Dong Li, Gong Diankun, Valdes-Sosa Pedro A, Xia Yang, Luo Cheng, Xu Peng, Yao Dezhong
The Key Laboratory for NeuroInformation of Ministry of Education, School of Life Science and Technology, University of Electronic Science and Technology of China, Chengdu 610054, China.
The Key Laboratory for NeuroInformation of Ministry of Education, School of Life Science and Technology, University of Electronic Science and Technology of China, Chengdu 610054, China; Cuban Neuroscience Center, School of Life Science and Technology, Havana, Cuba.
Neuroimage. 2014 Oct 1;99:28-41. doi: 10.1016/j.neuroimage.2014.05.029. Epub 2014 May 20.
Simultaneous electroencephalography (EEG) and functional magnetic resonance imaging (fMRI) have been pursued in an effort to integrate complementary noninvasive information on brain activity. The primary goal involves better information discovery of the event-related neural activations at a spatial region of the BOLD fluctuation with the temporal resolution of the electrical signal. Many techniques and algorithms have been developed to integrate EEGs and fMRIs; however, the relative reliability of the integrated information is unclear. In this work, we propose a hierarchical framework to ensure the relative reliability of the integrated results and attempt to understand brain activation using this hierarchical ideal. First, spatial Independent Component Analysis (ICA) of fMRI and temporal ICA of EEG were performed to extract features at the trial level. Second, the maximal information coefficient (MIC) was adopted to temporally match them across the modalities for both linear and non-linear associations. Third, fMRI-constrained EEG source imaging was utilized to spatially match components across modalities. The simultaneously occurring events in the above two match steps provided EEG-fMRI spatial-temporal reliable integrated information, resulting in the most reliable components with high spatial and temporal resolution information. The other components discovered in the second or third steps provided second-level complementary information for flexible and cautious explanations. This paper contains two simulations and an example of real data, and the results indicate that the framework is a feasible approach to reveal cognitive processing in the human brain.

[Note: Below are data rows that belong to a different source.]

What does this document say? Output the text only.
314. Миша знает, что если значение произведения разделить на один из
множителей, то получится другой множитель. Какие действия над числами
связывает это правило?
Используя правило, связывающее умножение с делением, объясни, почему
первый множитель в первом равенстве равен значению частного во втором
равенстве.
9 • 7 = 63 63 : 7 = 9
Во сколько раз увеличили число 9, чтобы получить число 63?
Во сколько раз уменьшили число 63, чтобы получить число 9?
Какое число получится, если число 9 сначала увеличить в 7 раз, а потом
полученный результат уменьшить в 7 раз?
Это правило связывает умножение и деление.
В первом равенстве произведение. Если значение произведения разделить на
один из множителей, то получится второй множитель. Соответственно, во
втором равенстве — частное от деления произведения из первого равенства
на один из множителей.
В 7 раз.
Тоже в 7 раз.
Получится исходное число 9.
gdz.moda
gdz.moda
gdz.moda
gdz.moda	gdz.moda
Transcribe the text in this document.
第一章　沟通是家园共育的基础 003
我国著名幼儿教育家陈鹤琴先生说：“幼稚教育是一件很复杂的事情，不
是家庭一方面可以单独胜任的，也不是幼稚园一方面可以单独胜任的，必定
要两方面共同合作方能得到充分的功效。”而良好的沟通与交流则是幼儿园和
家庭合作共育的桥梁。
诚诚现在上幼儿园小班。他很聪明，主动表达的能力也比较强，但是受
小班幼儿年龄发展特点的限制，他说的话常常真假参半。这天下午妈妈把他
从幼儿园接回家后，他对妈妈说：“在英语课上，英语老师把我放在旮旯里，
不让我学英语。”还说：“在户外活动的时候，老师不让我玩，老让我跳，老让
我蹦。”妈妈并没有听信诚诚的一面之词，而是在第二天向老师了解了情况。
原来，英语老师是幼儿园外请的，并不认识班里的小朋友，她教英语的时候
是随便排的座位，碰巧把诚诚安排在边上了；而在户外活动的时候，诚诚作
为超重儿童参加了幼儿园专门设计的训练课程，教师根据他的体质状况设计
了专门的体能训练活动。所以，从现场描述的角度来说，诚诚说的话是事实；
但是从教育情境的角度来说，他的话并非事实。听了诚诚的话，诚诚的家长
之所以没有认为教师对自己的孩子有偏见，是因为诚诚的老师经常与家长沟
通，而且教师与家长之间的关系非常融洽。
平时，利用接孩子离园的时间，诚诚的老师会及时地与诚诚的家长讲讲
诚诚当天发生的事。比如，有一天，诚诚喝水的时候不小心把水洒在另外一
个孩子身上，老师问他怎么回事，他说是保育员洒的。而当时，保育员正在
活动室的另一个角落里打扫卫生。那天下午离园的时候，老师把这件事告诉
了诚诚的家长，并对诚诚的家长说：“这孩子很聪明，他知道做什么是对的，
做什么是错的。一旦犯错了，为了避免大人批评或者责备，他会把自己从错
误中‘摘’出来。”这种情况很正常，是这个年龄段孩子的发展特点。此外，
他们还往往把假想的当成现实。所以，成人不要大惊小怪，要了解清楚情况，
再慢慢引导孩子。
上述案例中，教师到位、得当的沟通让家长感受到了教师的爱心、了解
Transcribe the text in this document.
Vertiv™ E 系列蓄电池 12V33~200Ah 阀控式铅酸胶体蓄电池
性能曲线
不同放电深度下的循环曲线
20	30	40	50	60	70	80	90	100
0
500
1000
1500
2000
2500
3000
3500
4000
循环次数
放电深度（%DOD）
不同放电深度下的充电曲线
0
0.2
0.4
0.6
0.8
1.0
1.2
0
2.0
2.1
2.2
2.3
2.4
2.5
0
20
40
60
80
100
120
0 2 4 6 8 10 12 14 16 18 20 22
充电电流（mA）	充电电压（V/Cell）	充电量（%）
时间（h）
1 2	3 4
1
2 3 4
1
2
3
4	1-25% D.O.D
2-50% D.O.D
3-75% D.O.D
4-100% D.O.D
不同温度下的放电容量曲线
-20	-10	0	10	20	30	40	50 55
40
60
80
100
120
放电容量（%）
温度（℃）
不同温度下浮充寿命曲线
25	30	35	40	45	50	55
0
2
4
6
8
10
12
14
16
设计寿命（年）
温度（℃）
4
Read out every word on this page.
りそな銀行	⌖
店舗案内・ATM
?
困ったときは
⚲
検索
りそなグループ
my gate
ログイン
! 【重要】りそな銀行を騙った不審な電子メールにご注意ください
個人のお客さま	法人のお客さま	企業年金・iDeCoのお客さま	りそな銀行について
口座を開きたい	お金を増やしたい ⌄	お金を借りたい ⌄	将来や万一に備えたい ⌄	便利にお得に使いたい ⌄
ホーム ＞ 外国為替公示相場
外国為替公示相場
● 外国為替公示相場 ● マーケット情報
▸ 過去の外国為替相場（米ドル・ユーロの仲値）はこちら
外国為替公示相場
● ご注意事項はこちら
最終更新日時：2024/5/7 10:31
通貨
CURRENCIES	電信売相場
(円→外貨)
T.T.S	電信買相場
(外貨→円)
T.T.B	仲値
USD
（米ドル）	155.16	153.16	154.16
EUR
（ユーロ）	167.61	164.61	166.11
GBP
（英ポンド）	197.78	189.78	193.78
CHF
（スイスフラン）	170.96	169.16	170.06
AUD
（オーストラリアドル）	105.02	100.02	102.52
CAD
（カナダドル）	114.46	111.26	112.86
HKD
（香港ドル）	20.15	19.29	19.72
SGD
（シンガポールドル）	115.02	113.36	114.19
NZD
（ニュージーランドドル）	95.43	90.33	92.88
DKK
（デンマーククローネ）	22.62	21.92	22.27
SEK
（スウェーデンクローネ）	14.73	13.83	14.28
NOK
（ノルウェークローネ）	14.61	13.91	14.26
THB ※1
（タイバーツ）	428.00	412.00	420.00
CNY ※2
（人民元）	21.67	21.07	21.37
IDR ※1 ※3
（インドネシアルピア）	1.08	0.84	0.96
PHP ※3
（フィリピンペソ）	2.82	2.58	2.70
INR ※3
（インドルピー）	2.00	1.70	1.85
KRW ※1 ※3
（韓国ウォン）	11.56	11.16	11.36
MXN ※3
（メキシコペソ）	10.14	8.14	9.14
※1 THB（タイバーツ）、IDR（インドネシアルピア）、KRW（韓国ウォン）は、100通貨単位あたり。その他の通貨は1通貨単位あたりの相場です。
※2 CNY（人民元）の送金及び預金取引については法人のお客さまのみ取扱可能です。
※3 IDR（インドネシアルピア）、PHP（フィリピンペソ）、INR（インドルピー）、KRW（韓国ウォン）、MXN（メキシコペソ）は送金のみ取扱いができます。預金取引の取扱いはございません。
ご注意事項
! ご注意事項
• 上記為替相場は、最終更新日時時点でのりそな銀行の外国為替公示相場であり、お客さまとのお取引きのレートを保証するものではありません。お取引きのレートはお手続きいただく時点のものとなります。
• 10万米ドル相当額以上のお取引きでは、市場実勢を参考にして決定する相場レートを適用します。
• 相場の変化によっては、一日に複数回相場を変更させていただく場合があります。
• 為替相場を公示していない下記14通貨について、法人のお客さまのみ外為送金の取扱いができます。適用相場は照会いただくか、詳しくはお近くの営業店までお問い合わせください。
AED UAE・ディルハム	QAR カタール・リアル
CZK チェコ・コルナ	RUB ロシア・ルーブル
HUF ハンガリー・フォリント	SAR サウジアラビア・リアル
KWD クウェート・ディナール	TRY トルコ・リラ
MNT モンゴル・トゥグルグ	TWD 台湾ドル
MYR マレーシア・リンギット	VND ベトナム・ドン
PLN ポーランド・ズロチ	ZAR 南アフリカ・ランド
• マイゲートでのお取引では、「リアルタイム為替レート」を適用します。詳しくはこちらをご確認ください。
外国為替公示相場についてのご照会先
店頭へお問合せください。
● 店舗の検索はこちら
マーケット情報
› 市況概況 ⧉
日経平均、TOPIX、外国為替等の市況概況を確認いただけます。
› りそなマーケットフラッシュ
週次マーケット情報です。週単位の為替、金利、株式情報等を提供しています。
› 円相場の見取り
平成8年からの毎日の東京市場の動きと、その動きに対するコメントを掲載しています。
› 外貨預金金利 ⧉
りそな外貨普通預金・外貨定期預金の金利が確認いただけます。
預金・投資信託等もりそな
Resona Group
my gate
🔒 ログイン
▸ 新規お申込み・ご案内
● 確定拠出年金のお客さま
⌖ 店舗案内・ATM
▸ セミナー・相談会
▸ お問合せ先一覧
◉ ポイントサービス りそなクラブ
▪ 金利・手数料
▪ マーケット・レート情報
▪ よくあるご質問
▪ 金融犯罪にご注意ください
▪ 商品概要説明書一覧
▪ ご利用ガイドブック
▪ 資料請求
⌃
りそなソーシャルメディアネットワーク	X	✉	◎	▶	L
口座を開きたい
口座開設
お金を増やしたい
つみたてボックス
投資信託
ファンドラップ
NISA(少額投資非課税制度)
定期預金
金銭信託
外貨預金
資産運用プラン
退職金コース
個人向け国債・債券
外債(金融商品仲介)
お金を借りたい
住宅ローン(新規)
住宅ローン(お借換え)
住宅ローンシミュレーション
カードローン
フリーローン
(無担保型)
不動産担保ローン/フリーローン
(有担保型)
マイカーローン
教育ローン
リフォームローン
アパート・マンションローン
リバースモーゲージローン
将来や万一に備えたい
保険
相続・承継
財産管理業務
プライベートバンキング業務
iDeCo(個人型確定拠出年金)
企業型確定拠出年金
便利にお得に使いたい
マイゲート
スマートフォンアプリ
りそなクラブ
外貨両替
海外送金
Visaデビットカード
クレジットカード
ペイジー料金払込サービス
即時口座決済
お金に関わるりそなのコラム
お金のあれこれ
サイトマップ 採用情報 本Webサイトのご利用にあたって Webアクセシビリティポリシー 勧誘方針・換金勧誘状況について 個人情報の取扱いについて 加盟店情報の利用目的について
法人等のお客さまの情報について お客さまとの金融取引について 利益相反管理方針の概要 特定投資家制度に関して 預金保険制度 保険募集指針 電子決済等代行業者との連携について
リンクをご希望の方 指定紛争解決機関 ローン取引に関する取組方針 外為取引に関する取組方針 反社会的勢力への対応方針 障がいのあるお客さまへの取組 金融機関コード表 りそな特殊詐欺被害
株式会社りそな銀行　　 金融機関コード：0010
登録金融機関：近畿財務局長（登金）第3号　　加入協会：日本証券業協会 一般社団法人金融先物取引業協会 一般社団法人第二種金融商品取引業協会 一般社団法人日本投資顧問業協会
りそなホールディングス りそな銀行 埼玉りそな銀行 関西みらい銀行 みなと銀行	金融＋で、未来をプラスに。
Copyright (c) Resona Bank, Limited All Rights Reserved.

同步脑电图(EEG)和功能磁共振成像(fMRI)技术已被用于整合关于大脑活动的互补性非侵入性信息。其主要目标是在具有电信号时间分辨率的情况下,更好地发现与血氧水平依赖(BOLD)波动空间区域相关的事件相关神经激活信息。人们已经开发了许多技术和算法来整合脑电图和功能磁共振成像;然而,整合信息的相对可靠性尚不清楚。在这项工作中,我们提出了一个分层框架,以确保整合结果的相对可靠性,并尝试利用这个分层理念来理解大脑激活情况。首先,对功能磁共振成像进行空间独立成分分析(ICA),对脑电图进行时间独立成分分析,以在试验层面提取特征。其次,采用最大信息系数(MIC)在不同模态间对它们进行时间匹配,以建立线性和非线性关联。第三,利用功能磁共振成像约束的脑电图源成像技术在不同模态间进行成分的空间匹配。上述两个匹配步骤中同时出现的事件提供了脑电图 - 功能磁共振成像的时空可靠整合信息,从而得到具有高空间和时间分辨率信息的最可靠成分。在第二步或第三步中发现的其他成分提供了二级补充信息,以便进行灵活且谨慎的解释。本文包含两个模拟和一个真实数据示例,结果表明该框架是揭示人类大脑认知过程的一种可行方法。